Thursday, May 12, 2005

I Think The Neighbor Is Dead, Part II

Nothing since Saturday night has changed my feeling that something has happened to my neighbor, Geoff.

We've seen one of his ex-boyfriends on numerous ocassions this week. A guy named Dean the Love Machine, who coincidently, looks exactly like Geoff. Tall and gaunt with a 1970s glam-rock hairdo. Sort of like Steve Perry of Journey on crack. They look so similar that I've actually waved hello to Dean driving on the road. I've never formally met Dean the Love Machine so he always looks perplexed why I'm greeting him so enthusiastically. I've also never meet his predecessor in love, Stan the Man, but I digress.

Dean and some raggedly-looking acquitances have been showing up at Geoff's house a few times this week. It seems like they're cleaning out the garage. Picking through his belongings without any sight of Geoff. As if the guy kicked the bucket and his vulture friends are tearing away their piece of the carcass.

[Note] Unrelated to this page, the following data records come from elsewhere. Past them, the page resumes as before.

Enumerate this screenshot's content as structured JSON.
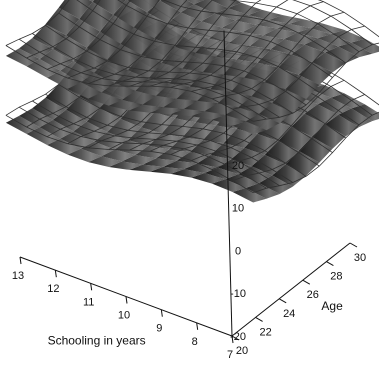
{
  "chart_data": {
    "type": "surface3d",
    "title": "",
    "x_axis": {
      "label": "Schooling in years",
      "ticks": [
        "13",
        "12",
        "11",
        "10",
        "9",
        "8",
        "7"
      ],
      "range": [
        7,
        13
      ]
    },
    "y_axis": {
      "label": "Age",
      "ticks": [
        "20",
        "22",
        "24",
        "26",
        "28",
        "30"
      ],
      "range": [
        20,
        30
      ]
    },
    "z_axis": {
      "label": "",
      "ticks": [
        "-20",
        "-10",
        "0",
        "10",
        "20"
      ],
      "range": [
        -20,
        30
      ]
    },
    "surfaces": [
      {
        "style": "wireframe",
        "position": "upper band",
        "z_center": 28
      },
      {
        "style": "shaded",
        "position": "upper band",
        "z_center": 26
      },
      {
        "style": "wireframe",
        "position": "lower band",
        "z_center": 12
      },
      {
        "style": "shaded",
        "position": "lower band",
        "z_center": 10
      }
    ],
    "grid": false,
    "legend": "none"
  },
  "colors": {
    "surface_light": "#7a7a7a",
    "surface_dark": "#1e1e1e",
    "wire": "#303030",
    "axis": "#111111"
  }
}
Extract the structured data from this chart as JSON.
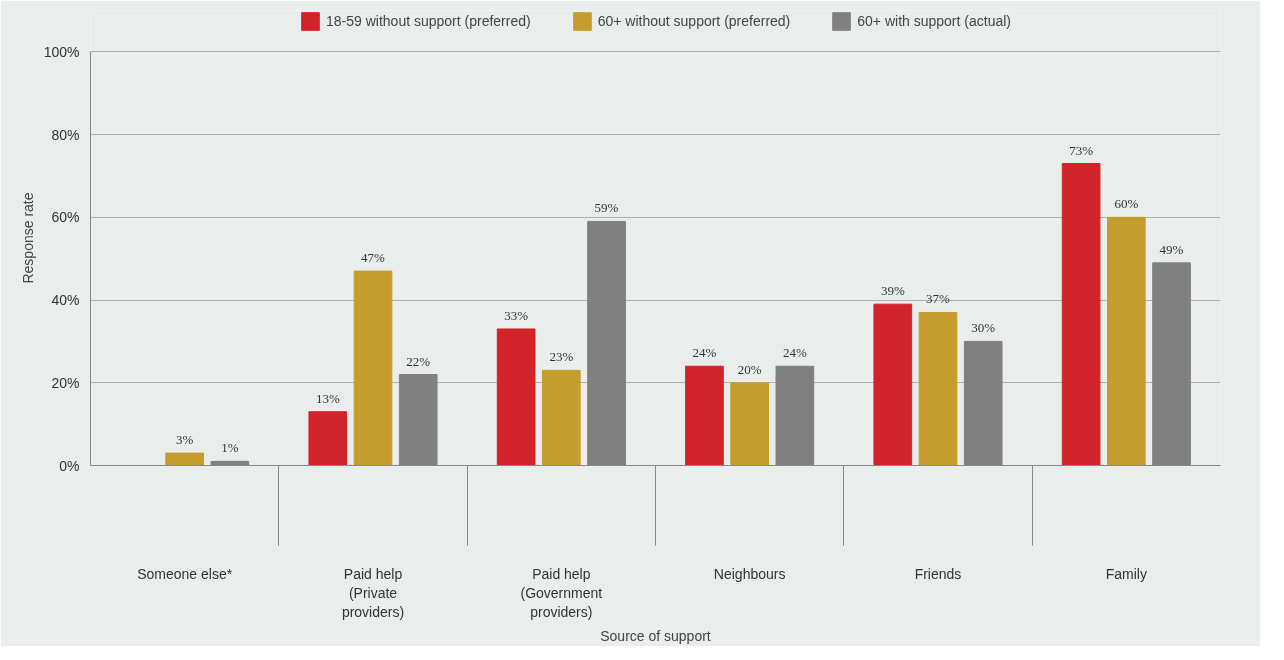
{
  "chart_data": {
    "type": "bar",
    "xlabel": "Source of support",
    "ylabel": "Response rate",
    "categories": [
      "Someone else*",
      "Paid help (Private providers)",
      "Paid help (Government providers)",
      "Neighbours",
      "Friends",
      "Family"
    ],
    "series": [
      {
        "name": "18-59 without support (preferred)",
        "color": "#d2232a",
        "values": [
          0,
          13,
          33,
          24,
          39,
          73
        ],
        "value_labels": [
          null,
          "13%",
          "33%",
          "24%",
          "39%",
          "73%"
        ]
      },
      {
        "name": "60+ without support (preferred)",
        "color": "#c59d2e",
        "values": [
          3,
          47,
          23,
          20,
          37,
          60
        ],
        "value_labels": [
          "3%",
          "47%",
          "23%",
          "20%",
          "37%",
          "60%"
        ]
      },
      {
        "name": "60+ with support (actual)",
        "color": "#808080",
        "values": [
          1,
          22,
          59,
          24,
          30,
          49
        ],
        "value_labels": [
          "1%",
          "22%",
          "59%",
          "24%",
          "30%",
          "49%"
        ]
      }
    ],
    "ylim": [
      0,
      100
    ],
    "yticks": [
      {
        "value": 0,
        "label": "0%"
      },
      {
        "value": 20,
        "label": "20%"
      },
      {
        "value": 40,
        "label": "40%"
      },
      {
        "value": 60,
        "label": "60%"
      },
      {
        "value": 80,
        "label": "80%"
      },
      {
        "value": 100,
        "label": "100%"
      }
    ],
    "grid": "y",
    "legend": "top"
  }
}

Yesterday, a beat up station wagon complete with wood siding on the doors sped away haphazardly piled high with junk. All that was missing was Granny and Elie May sitting atop the wagon Beverly Hillbillies-style. Jethro was probably with Dean, you know, The Love Machine.

So what kind of neighbors are we? Not very good ones, I suppose. We're all afraid to walk across the street and ask about Geoff. He could be held hostage right now while we're laughing acorss the street watching American Idol and eating Hamburger Helper.

I'm thinking if somehting really happened to him, I may have been the last person he spoke to. When I spoke to him last Saturday night, he offered to cut my hair at his personal salon (of course, he's a hairdresser, silly) and he gave me his number to make an appointment. When he invited me in to his house to look for a pen and paper I only stood in the doorway staring at his aquarium. I don't feel comfortable venturing too far inside because, as many of you know, I do have a sweet ass...and I thank you.

If things continue to look suspicious, we just might launch an undercover investigation or rescue attempt to solve this mystery.